At the end of the movie we find an aged Mr. Holland fighting in vain to keep his job. The board has decided to reduce the operating budget by cutting the music and drama programs. After thirty years, Mr. Holland is forced into retirement. As the movie winds down, Mr. Holland returns to his classroom to retrieve his belongings. It’s a few days after school has let out for summer vacation. As Mr. Holland, his wife, and their now grown-up son, Cole, are cleaning out the last of his belongings from his old classroom, they hear music coming from the auditorium. To his amazement he discovers in the auditorium a capacity audience of former students and teaching colleagues and a banner that reads “Goodbye, Mr. Holland.” His students have planned a surprise assembly in his honor. In that assembly they play the opus he never had published, the opus that had been his original passion.
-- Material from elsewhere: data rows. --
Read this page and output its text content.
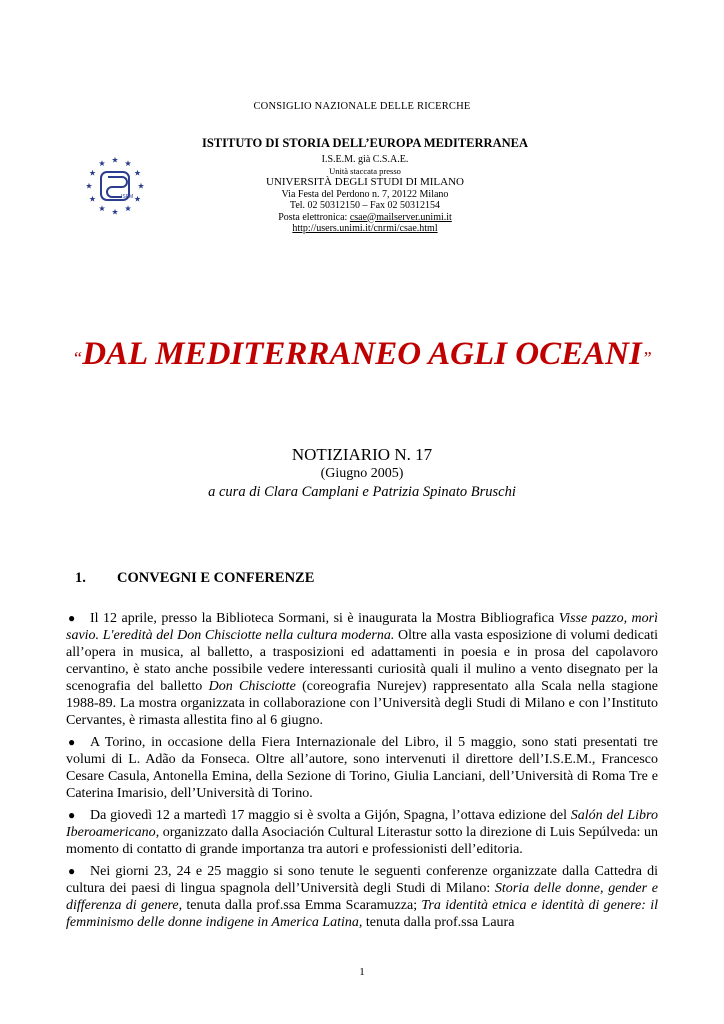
CONSIGLIO NAZIONALE DELLE RICERCHE
ISEM
ISTITUTO DI STORIA DELL’EUROPA MEDITERRANEA
I.S.E.M. già C.S.A.E.
Unità staccata presso
UNIVERSITÀ DEGLI STUDI DI MILANO
Via Festa del Perdono n. 7, 20122 Milano
Tel. 02 50312150 – Fax 02 50312154
Posta elettronica: csae@mailserver.unimi.it
http://users.unimi.it/cnrmi/csae.html
“DAL MEDITERRANEO AGLI OCEANI”
NOTIZIARIO N. 17
(Giugno 2005)
a cura di Clara Camplani e Patrizia Spinato Bruschi
1. CONVEGNI E CONFERENZE

● Il 12 aprile, presso la Biblioteca Sormani, si è inaugurata la Mostra Bibliografica Visse pazzo, morì savio. L'eredità del Don Chisciotte nella cultura moderna. Oltre alla vasta esposizione di volumi dedicati all’opera in musica, al balletto, a trasposizioni ed adattamenti in poesia e in prosa del capolavoro cervantino, è stato anche possibile vedere interessanti curiosità quali il mulino a vento disegnato per la scenografia del balletto Don Chisciotte (coreografia Nurejev) rappresentato alla Scala nella stagione 1988-89. La mostra organizzata in collaborazione con l’Università degli Studi di Milano e con l’Instituto Cervantes, è rimasta allestita fino al 6 giugno.

● A Torino, in occasione della Fiera Internazionale del Libro, il 5 maggio, sono stati presentati tre volumi di L. Adão da Fonseca. Oltre all’autore, sono intervenuti il direttore dell’I.S.E.M., Francesco Cesare Casula, Antonella Emina, della Sezione di Torino, Giulia Lanciani, dell’Università di Roma Tre e Caterina Imarisio, dell’Università di Torino.

● Da giovedì 12 a martedì 17 maggio si è svolta a Gijón, Spagna, l’ottava edizione del Salón del Libro Iberoamericano, organizzato dalla Asociación Cultural Literastur sotto la direzione di Luis Sepúlveda: un momento di contatto di grande importanza tra autori e professionisti dell’editoria.

● Nei giorni 23, 24 e 25 maggio si sono tenute le seguenti conferenze organizzate dalla Cattedra di cultura dei paesi di lingua spagnola dell’Università degli Studi di Milano: Storia delle donne, gender e differenza di genere, tenuta dalla prof.ssa Emma Scaramuzza; Tra identità etnica e identità di genere: il femminismo delle donne indigene in America Latina, tenuta dalla prof.ssa Laura

1
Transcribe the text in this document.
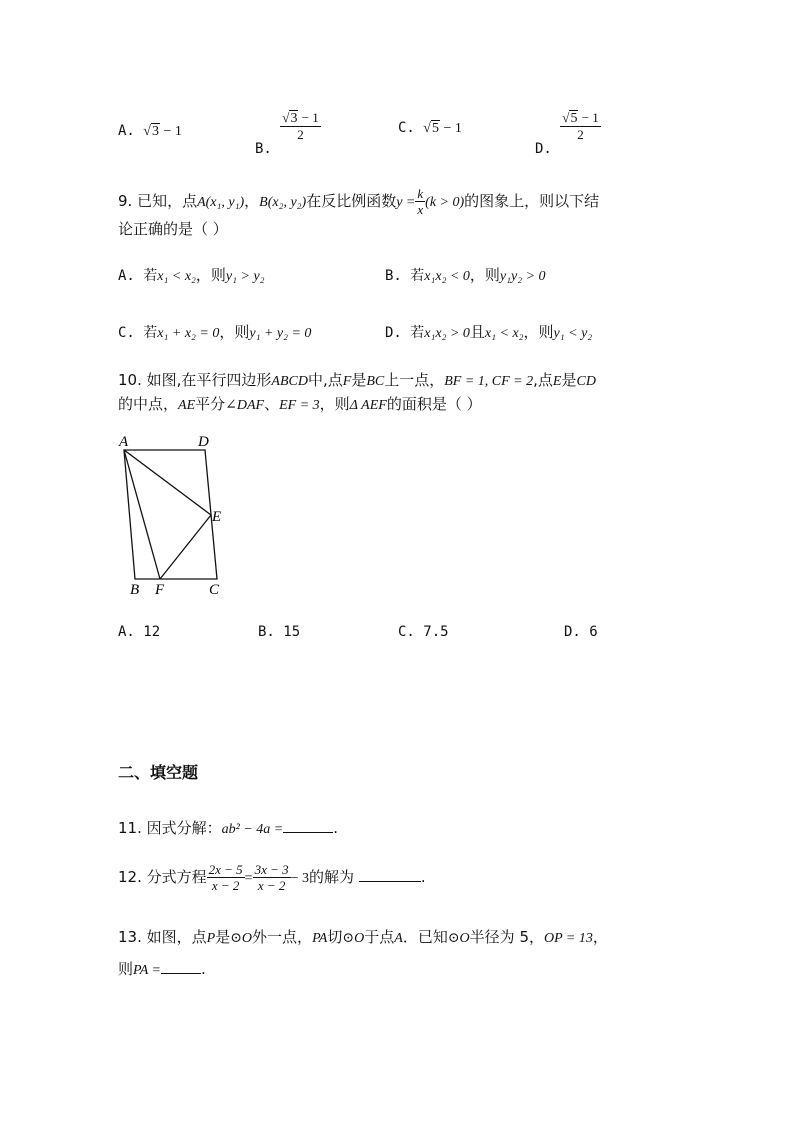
A. √3 − 1
B.
$\frac{√3 - 1}{2}$	C. √5 − 1
D.
$\frac{√5 - 1}{2}$
9. 已知，点A(x₁, y₁)，B(x₂, y₂)在反比例函数$y = \frac{k}{x} (k > 0)$的图象上，则以下结
论正确的是（ ）
A. 若x₁ < x₂，则y₁ > y₂	B. 若x₁x₂ < 0，则y₁y₂ > 0
C. 若x₁ + x₂ = 0，则y₁ + y₂ = 0	D. 若x₁x₂ > 0且x₁ < x₂，则y₁ < y₂
10. 如图,在平行四边形ABCD中,点F是BC上一点，BF = 1, CF = 2,点E是CD
的中点，AE平分∠DAF、EF = 3，则Δ AEF的面积是（ ）
A	D
E
B F	C
A. 12	B. 15	C. 7.5	D. 6
二、填空题
11. 因式分解：ab² − 4a =	.
12. 分式方程 $\frac{2x - 5}{x - 2} = \frac{3x - 3}{x - 2} - 3$的解为	.
13. 如图，点P是⊙O外一点，PA切⊙O于点A．已知⊙O半径为 5，OP = 13，
则PA =	.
The surprise emcee of the event is the state governor, who many years before was a discouraged clarinet player in Mr. Holland’s music class. She says, “Mr. Holland had a profound influence in my life and yet I get the feeling that he considers a great part of his life misspent. Rumor had it he was always working on this symphony of his, and this was going to make him famous and rich (probably both). But Mr. Holland isn’t rich and he isn’t famous, at least not outside our little town. So it might be easy for him to think himself a failure, but he’d be wrong. Because I think he’s achieved a success far beyond riches and fame.”
Looking at her former teacher, the governor gestures with a sweeping hand and continues, “Look around you. There’s not a life in this room that you haven’t touched, and each one of us is a better person because of you. We are your symphony, Mr. Holland. We are the melodies and the notes of your opus. And we are the music of your life.”
It’s a beautiful film and I know that the analogy is imperfect, but we need to know that we are Christ’s opus. He gave His life for the express purpose of bringing into being this group of people. On the night before He was crucified, Christ prayed for us. He prayed that we might be unified as His body. This is where we draw our strength during times of need, and this is our best way of witnessing to the truth that Christ is alive and at work in the world: “We are one in the Spirit, we are one in the Lord, and we pray that all unity may one day be restored. And they’ll know we are Christians by our love, by our love. Yes, they’ll know we are Christians by our love.”
Today is Mother’s day so in closing I’d like to honor my mom by saying this: it brings me great comfort to know that my mom prays for me each day. And how do I know this? I’ve heard her. So thank you mom!